In 2001, Broadway saw Lincoln Center Theater productions of Tom Stoppard's The Invention of Love and the musical Thou Shalt Not, and the Roundabout Theatre Company's revival of Stephen Sondheim's Follies.
If Actors' Equity had its way, none of those productions would have happened — not, anyway, under a League of Resident Theatres contract, which was employed by all three shows. On Jan. 22, the acting union and representatives of LORT will begin negotiations for a new pact, at which Equity will fight for a prohibition of "LORT-to-Broadway" transfers by LCT and Roundabout.
According to a union representative, Equity has already begun talks with the two theatres, the two biggest non profits in the U.S.
"Equity is seeking to prohibit the use of the [LORT] contract by these companies when they mount productions away from their home theatres," said Equity Executive Director Alan Eisenberg. "When productions like Follies, Thou Shalt Not and The Invention of Love are A) presented in Production Contract house; B) Tony eligible; and C) are charging Broadway ticket prices, the actors and stage managers must be compensated at Broadway rates."
The Production Contract, which covers all commercial Broadway productions, is considerably more lucrative for union members than is the comparatively economical LORT agreement. Commercial Broadway producers have often complained about having to compete for audiences and Tony Awards with "on-the-cheap" nonprofit Broadway ventures.

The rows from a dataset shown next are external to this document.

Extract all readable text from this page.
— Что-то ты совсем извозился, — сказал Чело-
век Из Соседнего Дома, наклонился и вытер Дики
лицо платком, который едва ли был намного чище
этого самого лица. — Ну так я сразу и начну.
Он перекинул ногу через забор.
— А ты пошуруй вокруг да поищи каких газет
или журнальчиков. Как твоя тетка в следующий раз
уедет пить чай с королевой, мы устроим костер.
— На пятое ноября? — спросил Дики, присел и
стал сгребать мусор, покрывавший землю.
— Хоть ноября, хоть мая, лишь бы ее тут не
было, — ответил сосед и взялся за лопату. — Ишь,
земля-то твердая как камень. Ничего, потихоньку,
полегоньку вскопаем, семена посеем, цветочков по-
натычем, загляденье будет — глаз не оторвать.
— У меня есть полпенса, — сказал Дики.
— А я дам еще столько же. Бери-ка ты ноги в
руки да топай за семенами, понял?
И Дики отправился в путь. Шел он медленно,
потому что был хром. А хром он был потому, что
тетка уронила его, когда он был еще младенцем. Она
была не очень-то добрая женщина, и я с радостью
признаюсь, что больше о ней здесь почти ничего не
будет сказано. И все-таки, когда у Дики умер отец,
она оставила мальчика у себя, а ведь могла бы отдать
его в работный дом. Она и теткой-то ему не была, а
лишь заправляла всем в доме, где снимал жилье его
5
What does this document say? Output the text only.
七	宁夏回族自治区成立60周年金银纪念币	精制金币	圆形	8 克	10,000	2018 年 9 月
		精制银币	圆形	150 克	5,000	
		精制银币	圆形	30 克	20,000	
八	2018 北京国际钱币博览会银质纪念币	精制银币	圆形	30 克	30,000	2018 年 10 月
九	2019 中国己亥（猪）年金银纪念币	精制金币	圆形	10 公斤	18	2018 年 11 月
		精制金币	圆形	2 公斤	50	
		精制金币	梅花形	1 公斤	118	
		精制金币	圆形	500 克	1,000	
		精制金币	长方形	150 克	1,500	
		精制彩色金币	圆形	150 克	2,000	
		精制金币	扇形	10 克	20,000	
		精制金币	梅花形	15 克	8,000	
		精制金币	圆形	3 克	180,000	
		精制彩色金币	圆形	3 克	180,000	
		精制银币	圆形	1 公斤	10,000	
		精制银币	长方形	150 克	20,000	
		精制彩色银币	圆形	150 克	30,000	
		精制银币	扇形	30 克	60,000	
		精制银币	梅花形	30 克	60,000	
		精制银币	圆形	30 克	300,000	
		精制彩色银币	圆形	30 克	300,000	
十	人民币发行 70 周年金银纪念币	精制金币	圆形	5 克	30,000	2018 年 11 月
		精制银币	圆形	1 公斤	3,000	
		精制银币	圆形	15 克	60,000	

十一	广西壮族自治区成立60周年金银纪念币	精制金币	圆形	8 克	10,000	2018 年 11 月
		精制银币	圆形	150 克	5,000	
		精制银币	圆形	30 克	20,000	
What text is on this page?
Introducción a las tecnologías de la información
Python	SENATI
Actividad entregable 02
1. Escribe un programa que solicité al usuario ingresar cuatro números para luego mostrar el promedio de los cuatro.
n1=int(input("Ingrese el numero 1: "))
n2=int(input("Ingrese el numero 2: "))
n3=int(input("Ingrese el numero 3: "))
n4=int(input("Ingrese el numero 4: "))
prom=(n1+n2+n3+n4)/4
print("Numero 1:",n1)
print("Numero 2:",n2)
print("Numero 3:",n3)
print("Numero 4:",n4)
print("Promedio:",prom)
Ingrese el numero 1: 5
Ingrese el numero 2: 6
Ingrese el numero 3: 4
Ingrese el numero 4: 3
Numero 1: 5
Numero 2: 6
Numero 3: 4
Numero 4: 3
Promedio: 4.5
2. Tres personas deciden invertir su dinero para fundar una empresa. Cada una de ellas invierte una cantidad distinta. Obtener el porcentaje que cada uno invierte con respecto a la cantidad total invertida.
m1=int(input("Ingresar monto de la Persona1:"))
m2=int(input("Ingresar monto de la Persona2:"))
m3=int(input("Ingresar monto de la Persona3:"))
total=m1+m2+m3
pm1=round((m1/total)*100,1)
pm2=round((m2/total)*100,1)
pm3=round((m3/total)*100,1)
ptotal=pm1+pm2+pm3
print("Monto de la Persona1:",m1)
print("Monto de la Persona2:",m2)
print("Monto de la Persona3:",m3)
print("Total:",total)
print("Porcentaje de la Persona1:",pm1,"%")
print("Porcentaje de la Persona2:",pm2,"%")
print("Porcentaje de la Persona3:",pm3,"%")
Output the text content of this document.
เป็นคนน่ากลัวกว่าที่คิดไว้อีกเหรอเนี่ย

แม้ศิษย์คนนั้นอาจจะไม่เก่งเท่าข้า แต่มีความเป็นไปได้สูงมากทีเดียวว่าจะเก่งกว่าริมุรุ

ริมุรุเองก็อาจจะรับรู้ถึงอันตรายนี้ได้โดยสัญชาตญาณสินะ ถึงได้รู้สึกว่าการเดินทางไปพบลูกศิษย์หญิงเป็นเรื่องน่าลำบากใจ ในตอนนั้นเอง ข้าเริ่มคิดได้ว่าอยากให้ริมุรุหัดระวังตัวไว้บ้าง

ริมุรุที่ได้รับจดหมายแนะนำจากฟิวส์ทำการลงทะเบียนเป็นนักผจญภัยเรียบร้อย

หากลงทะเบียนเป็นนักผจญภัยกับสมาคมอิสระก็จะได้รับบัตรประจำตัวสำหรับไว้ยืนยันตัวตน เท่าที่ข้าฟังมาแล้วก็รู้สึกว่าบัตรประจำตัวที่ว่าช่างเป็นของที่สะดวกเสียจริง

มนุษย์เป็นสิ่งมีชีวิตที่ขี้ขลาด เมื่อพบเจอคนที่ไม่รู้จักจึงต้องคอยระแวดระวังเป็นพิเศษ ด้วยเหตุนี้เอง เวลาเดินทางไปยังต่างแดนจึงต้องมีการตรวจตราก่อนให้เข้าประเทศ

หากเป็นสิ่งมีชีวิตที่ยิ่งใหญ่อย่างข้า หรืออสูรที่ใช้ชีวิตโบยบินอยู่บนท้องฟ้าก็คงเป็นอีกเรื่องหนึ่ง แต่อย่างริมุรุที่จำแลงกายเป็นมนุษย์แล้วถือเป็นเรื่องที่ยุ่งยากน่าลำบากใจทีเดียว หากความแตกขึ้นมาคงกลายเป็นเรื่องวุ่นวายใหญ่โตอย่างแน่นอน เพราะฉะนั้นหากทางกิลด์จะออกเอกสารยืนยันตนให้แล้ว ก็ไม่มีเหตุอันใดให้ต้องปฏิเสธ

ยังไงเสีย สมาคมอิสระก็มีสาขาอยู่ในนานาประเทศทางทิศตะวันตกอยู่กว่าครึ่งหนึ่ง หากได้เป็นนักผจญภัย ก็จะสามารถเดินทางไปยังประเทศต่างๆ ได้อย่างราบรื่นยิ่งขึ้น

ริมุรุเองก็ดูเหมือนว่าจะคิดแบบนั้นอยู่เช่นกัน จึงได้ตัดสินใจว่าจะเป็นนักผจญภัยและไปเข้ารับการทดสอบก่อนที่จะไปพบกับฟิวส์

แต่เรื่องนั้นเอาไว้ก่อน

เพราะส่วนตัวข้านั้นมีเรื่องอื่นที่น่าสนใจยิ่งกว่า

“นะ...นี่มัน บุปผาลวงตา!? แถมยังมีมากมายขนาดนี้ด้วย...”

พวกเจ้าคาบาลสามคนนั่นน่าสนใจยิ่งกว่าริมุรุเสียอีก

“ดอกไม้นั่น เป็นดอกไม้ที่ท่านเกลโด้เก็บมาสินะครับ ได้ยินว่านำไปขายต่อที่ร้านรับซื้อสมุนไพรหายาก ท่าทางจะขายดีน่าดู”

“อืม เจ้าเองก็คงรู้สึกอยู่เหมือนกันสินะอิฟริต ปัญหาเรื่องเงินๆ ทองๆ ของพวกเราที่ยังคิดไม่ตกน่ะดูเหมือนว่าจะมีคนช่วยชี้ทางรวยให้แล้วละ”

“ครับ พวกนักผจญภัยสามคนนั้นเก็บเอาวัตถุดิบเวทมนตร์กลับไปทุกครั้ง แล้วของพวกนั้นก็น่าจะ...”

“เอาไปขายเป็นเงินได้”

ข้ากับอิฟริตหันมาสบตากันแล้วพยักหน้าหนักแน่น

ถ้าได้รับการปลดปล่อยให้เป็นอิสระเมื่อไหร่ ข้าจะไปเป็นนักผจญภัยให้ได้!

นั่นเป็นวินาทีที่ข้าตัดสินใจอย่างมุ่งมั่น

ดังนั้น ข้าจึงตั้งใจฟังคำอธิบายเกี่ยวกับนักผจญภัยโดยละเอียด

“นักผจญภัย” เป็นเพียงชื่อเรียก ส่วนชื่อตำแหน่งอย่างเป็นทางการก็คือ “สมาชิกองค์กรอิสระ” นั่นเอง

Equity also said it would work for new rates of production at the American Airlines Theater and the Vivian Beaumont Theatre, the Broadway-level home bases of the Roundabout and LCT, respectively.
According to the union, Equity recently rejected a bid by Manhattan Theatre Club—another powerhouse nonprofit which has often transferred its Off-Broadway successes, such as Proof, to Broadway houses—to have its projected new home, the Biltmore Theatre on Broadway, fall under a LORT contract. Additionally, Equity has requested that the Center Theatre Group use the Production Contract when it produces at the 2000 seat Ahmanson Theatre in Los Angeles.
Should Equity achieve its goal, the ramifications would be far-reaching. One almost certain result would be fewer Broadway projects from the Roundabout and LCT. For example, the lavish Follies would very likely have proved financially untenable for the Roundabout under the terms of a Production Contract. Too, LCT's upcoming revival of Paul Osborn's Morning's at Seven, with its large cast of veteran actors, probably would have become too expensive.
The Roundabout declined to comment on the negotiations. LCT did not respond by press time.
Talks will continue until Jan. 26 and then resume Feb. 25-March 3.